Dikamar yang pengap itu kakek menghabiskan seluruh hari disisa-sisa hidupnya. Bau amis kadang tercium sangan menyengat ketika aku lewat didepan kamar kekek.sekarang kakek sudah seperti adi bayi. Kadang ia menangis sendiri tanpa sebab, tapi juga bisa tertawa cekikikan disertai suara batuk yang menyusulnya. Mungkin kakek sudah tahu kalau kematian sudah didepan mata sehingga ia berusaha mengingat-ingat kehidupannya di masa lalu yang menyebabkan ia bisa menangis dan kadang tertawa. Yang aku tahu kakek itu orangnya baik, kuat, namun keras. Sifat kerasnya ini mungkin ia temukan ketika dulu menjadi pejuang dan berperang melawan penjajah.

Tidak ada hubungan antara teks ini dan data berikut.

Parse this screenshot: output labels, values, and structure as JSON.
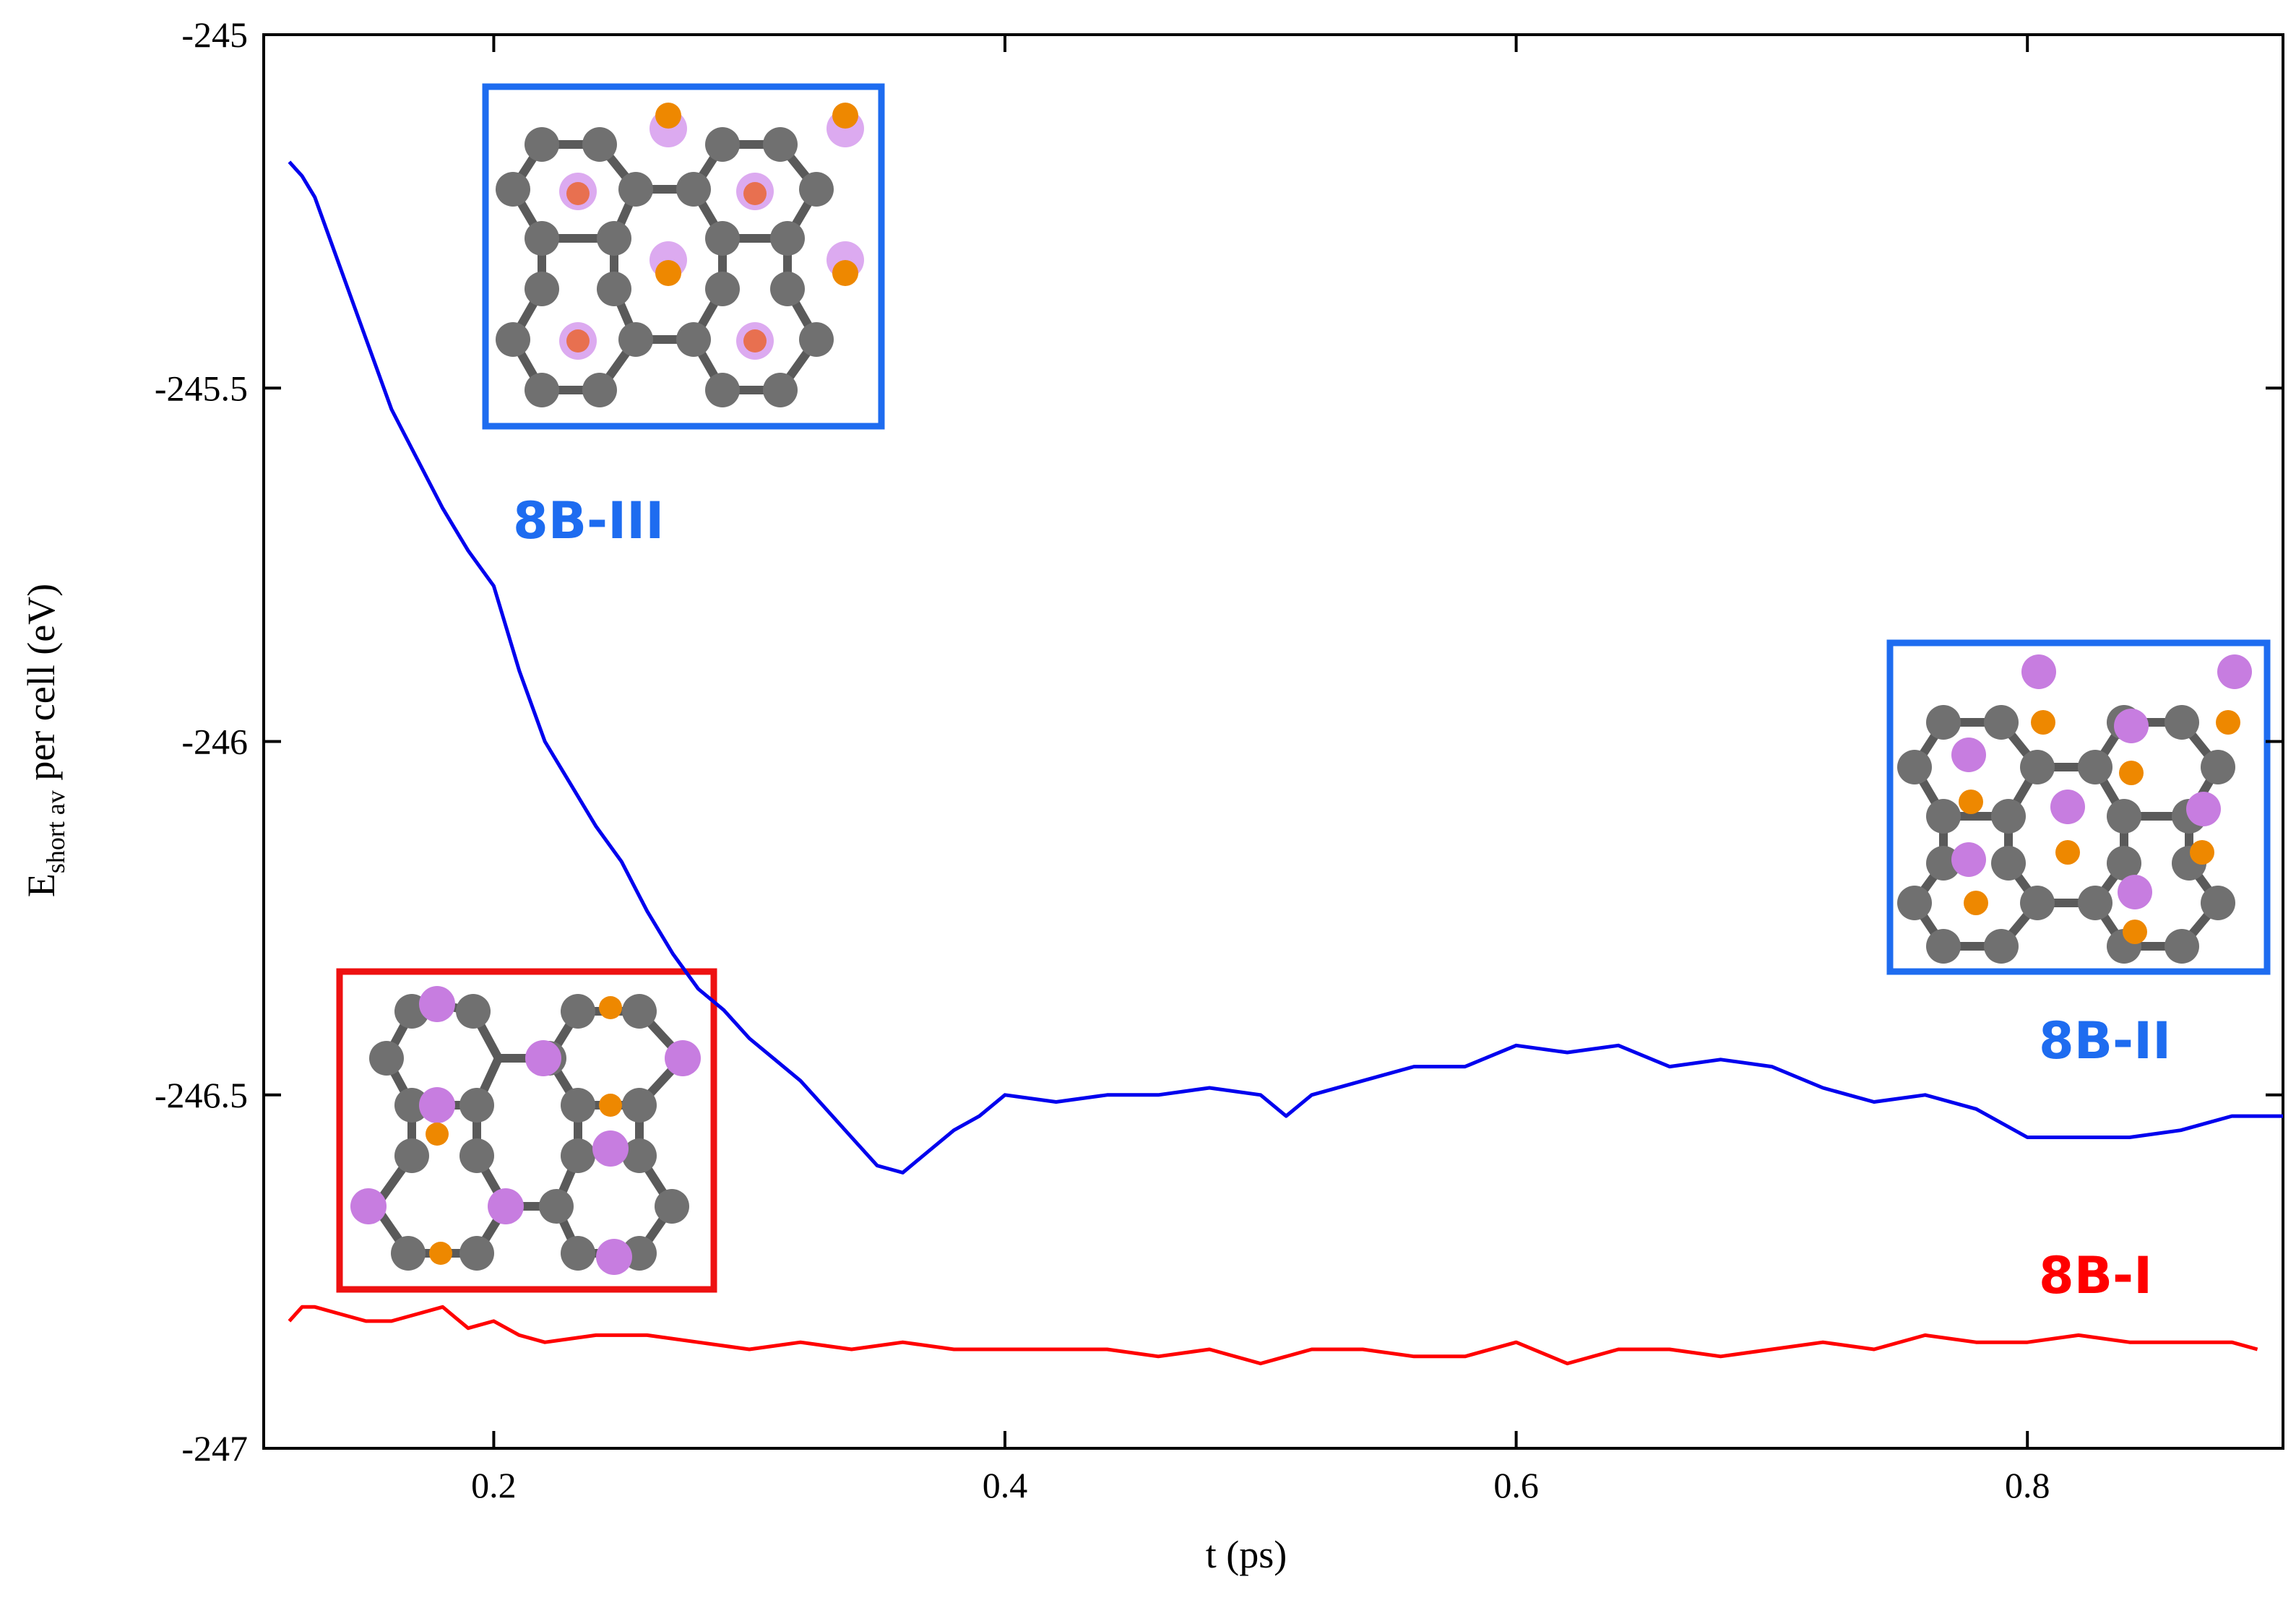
{
  "chart_data": {
    "type": "line",
    "xlabel": "t  (ps)",
    "ylabel": {
      "base": "E",
      "subscript": "short av",
      "rest": " per cell  (eV)"
    },
    "xlim": [
      0.11,
      0.9
    ],
    "ylim": [
      -247,
      -245
    ],
    "x_ticks": [
      0.2,
      0.4,
      0.6,
      0.8
    ],
    "x_tick_labels": [
      "0.2",
      "0.4",
      "0.6",
      "0.8"
    ],
    "y_ticks": [
      -245,
      -245.5,
      -246,
      -246.5,
      -247
    ],
    "y_tick_labels": [
      "-245",
      "-245.5",
      "-246",
      "-246.5",
      "-247"
    ],
    "grid": false,
    "colors": {
      "series_blue": "#0000ee",
      "series_red": "#ff0000",
      "label_blue": "#1e6cf0",
      "box_blue": "#1e6cf0",
      "box_red": "#ee1111",
      "carbon": "#707070",
      "pink": "#c77de0",
      "orange": "#ee8800"
    },
    "series": [
      {
        "label": "8B-III",
        "color": "#0000ee",
        "x": [
          0.12,
          0.125,
          0.13,
          0.14,
          0.15,
          0.16,
          0.17,
          0.18,
          0.19,
          0.2,
          0.21,
          0.22,
          0.23,
          0.24,
          0.25,
          0.26,
          0.27,
          0.28,
          0.29,
          0.3,
          0.31,
          0.32,
          0.33,
          0.34,
          0.35,
          0.36,
          0.37,
          0.38,
          0.39,
          0.4,
          0.42,
          0.44,
          0.46,
          0.48,
          0.5,
          0.51,
          0.52,
          0.54,
          0.56,
          0.58,
          0.6,
          0.62,
          0.64,
          0.66,
          0.68,
          0.7,
          0.72,
          0.74,
          0.76,
          0.78,
          0.8,
          0.82,
          0.84,
          0.86,
          0.88,
          0.9
        ],
        "y": [
          -245.18,
          -245.2,
          -245.23,
          -245.33,
          -245.43,
          -245.53,
          -245.6,
          -245.67,
          -245.73,
          -245.78,
          -245.9,
          -246.0,
          -246.06,
          -246.12,
          -246.17,
          -246.24,
          -246.3,
          -246.35,
          -246.38,
          -246.42,
          -246.45,
          -246.48,
          -246.52,
          -246.56,
          -246.6,
          -246.61,
          -246.58,
          -246.55,
          -246.53,
          -246.5,
          -246.51,
          -246.5,
          -246.5,
          -246.49,
          -246.5,
          -246.53,
          -246.5,
          -246.48,
          -246.46,
          -246.46,
          -246.43,
          -246.44,
          -246.43,
          -246.46,
          -246.45,
          -246.46,
          -246.49,
          -246.51,
          -246.5,
          -246.52,
          -246.56,
          -246.56,
          -246.56,
          -246.55,
          -246.53,
          -246.53
        ]
      },
      {
        "label": "8B-I",
        "color": "#ff0000",
        "x": [
          0.12,
          0.125,
          0.13,
          0.14,
          0.15,
          0.16,
          0.17,
          0.18,
          0.19,
          0.2,
          0.21,
          0.22,
          0.24,
          0.26,
          0.28,
          0.3,
          0.32,
          0.34,
          0.36,
          0.38,
          0.4,
          0.42,
          0.44,
          0.46,
          0.48,
          0.5,
          0.52,
          0.54,
          0.56,
          0.58,
          0.6,
          0.62,
          0.64,
          0.66,
          0.68,
          0.7,
          0.72,
          0.74,
          0.76,
          0.78,
          0.8,
          0.82,
          0.84,
          0.86,
          0.88,
          0.89
        ],
        "y": [
          -246.82,
          -246.8,
          -246.8,
          -246.81,
          -246.82,
          -246.82,
          -246.81,
          -246.8,
          -246.83,
          -246.82,
          -246.84,
          -246.85,
          -246.84,
          -246.84,
          -246.85,
          -246.86,
          -246.85,
          -246.86,
          -246.85,
          -246.86,
          -246.86,
          -246.86,
          -246.86,
          -246.87,
          -246.86,
          -246.88,
          -246.86,
          -246.86,
          -246.87,
          -246.87,
          -246.85,
          -246.88,
          -246.86,
          -246.86,
          -246.87,
          -246.86,
          -246.85,
          -246.86,
          -246.84,
          -246.85,
          -246.85,
          -246.84,
          -246.85,
          -246.85,
          -246.85,
          -246.86
        ]
      }
    ],
    "annotations": [
      {
        "text": "8B-III",
        "color": "#1e6cf0"
      },
      {
        "text": "8B-II",
        "color": "#1e6cf0"
      },
      {
        "text": "8B-I",
        "color": "#ff0000"
      }
    ]
  }
}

Dengan nafas yang sudah mulai tersengal-sengal kakek berusaha untuk berbicara. Namun aku tak tahu apa yang dibicarakannya pada saat itu. Aku hanya diam dan sedikit sembunyi dibalik badan ibu. Saat itu suasana mulai mencekam. Sudah banyak orang-orang diluar dan para tetangga mulai berkumpul. Mungkin ini akhir dari perjalanan kehidupan kakek. Selang berapa lama tubuh kakek tergeletak kaku diatas ranjang tuanya sambil memegang erat radio kecil miliku. Astaghfirullahal ‘azim...tubuhku mengeras, siap meledak.